The thinking amongst researchers these days is not how to produce a vaccine, she said, but rather what can be learned from HIV-positive people that will help scientists to make a vaccine. Moore pointed out that the new finding is not a vaccine, but opens up a new path towards the development of one.
“This discovery is not about a cure,” said Abdool Karim, “but rather about prevention of infection.”
Heroines remembered
The two women came in faithfully once a month for many years, said Moore, to donate blood for research purposes. One of them is doing very well, with no detectable viral load at the moment, but the other has died from complications caused by tuberculosis which evolved into first the multidrug-resistant and then the extremely drug-resistant strain.
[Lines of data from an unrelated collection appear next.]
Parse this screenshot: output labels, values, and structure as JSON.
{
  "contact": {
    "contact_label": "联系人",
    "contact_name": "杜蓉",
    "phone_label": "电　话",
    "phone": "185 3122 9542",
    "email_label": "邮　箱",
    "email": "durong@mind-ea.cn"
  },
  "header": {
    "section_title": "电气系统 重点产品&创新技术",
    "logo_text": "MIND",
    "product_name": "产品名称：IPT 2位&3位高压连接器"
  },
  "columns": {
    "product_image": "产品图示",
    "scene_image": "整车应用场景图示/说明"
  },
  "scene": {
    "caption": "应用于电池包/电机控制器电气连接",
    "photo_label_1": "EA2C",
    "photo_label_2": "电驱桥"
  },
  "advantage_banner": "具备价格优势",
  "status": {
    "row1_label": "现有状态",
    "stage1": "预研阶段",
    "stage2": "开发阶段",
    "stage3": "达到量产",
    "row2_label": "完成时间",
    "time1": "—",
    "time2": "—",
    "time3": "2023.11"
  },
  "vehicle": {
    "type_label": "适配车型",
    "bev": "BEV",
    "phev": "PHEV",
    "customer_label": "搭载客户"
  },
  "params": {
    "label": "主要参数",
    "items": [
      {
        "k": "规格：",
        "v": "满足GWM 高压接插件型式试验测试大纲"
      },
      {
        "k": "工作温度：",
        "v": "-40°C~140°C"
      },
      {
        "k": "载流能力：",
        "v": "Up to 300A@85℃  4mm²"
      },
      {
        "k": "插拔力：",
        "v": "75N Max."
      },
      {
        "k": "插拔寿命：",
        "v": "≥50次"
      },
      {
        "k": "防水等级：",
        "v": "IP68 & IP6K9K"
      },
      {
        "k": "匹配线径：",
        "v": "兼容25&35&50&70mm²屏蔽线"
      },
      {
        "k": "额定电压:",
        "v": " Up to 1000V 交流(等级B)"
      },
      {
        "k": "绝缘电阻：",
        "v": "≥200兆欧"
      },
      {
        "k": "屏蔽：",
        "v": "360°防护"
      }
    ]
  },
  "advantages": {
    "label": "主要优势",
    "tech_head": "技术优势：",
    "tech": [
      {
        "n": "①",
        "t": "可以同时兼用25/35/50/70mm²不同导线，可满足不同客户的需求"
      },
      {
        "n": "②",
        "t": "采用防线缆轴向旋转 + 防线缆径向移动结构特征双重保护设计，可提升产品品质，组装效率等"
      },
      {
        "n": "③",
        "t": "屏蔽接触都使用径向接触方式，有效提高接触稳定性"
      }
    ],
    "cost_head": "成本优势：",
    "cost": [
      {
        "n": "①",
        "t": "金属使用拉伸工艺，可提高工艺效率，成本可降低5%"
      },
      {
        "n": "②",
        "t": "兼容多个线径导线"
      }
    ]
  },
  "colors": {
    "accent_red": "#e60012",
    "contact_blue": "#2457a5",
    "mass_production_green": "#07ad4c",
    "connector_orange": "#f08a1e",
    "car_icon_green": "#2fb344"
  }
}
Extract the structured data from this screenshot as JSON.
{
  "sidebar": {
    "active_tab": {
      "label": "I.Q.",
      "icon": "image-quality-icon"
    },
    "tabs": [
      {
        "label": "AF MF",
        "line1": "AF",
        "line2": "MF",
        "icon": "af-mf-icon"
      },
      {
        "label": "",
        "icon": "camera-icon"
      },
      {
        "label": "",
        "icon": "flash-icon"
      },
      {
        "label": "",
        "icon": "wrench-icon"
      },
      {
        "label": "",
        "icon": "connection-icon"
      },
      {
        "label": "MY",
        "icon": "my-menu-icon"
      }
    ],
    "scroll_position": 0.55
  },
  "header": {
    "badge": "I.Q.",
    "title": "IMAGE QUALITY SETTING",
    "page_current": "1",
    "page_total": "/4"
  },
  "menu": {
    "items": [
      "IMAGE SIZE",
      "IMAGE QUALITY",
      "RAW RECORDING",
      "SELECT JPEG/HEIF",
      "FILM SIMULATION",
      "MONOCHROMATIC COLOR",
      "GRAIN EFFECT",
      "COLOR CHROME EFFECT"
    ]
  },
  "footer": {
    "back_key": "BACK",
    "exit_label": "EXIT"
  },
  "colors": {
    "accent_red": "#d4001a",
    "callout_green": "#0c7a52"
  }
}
“However, she has left a legacy that will go far beyond her own life,” said Abdool Karim.
Motsoaledi agreed, saying that the subjects of the study deserved as much praise as the research team.
“Without them even the best idea can’t be tested. We owe our thanks to the two women, who are also scientists in a way, because through them we have found this breakthrough.”
Unfortunately the women’s health didn’t improve as a result of the formation of BNAbs, because the virus had already established itself over many years of infection and the damage was done.
“For a vaccine to be effective,” said Moore, “it has to get into the body before the virus.”
The way a vaccine would potentially work, she said, would be as a sequential type of immunisation where the envelope protein without the sugar would be administered first – this would trigger the production of normal HIV antibodies. Later the protein with the sugar would be used to trick the body into replicating the natural situation and producing BNAbs.
Making progress in the fight
South Africa has made progress in recent years in the war against the Aids epidemic. Although the country has the highest number of HIV-positive people in the world, there are 1.7-million people on antiretroviral treatment, and this strategy is slowly yielding results.
“In 2008 the rate of mother-to-child transmission was 8%,” said Motsoaledi. “We have brought it down to 3% in 2010 and 2.7% in 2011, and we are confident that we’ll bring it to a negligible level, below 0.1%, by 2015.”
Other achievements include the tenofovir microbicidal gel trial, initiated by Caprisa in KwaZulu-Natal, and the decrease in the mortality rate of children under five, he said.
But the development of a vaccine is still years in the making, and until then Motsoaledi urged all South Africans to continue to take precautions and live a responsible lifestyle.
“HIV is a problem of all South Africans as well as the world in general. We need to take responsibility for our own lives.”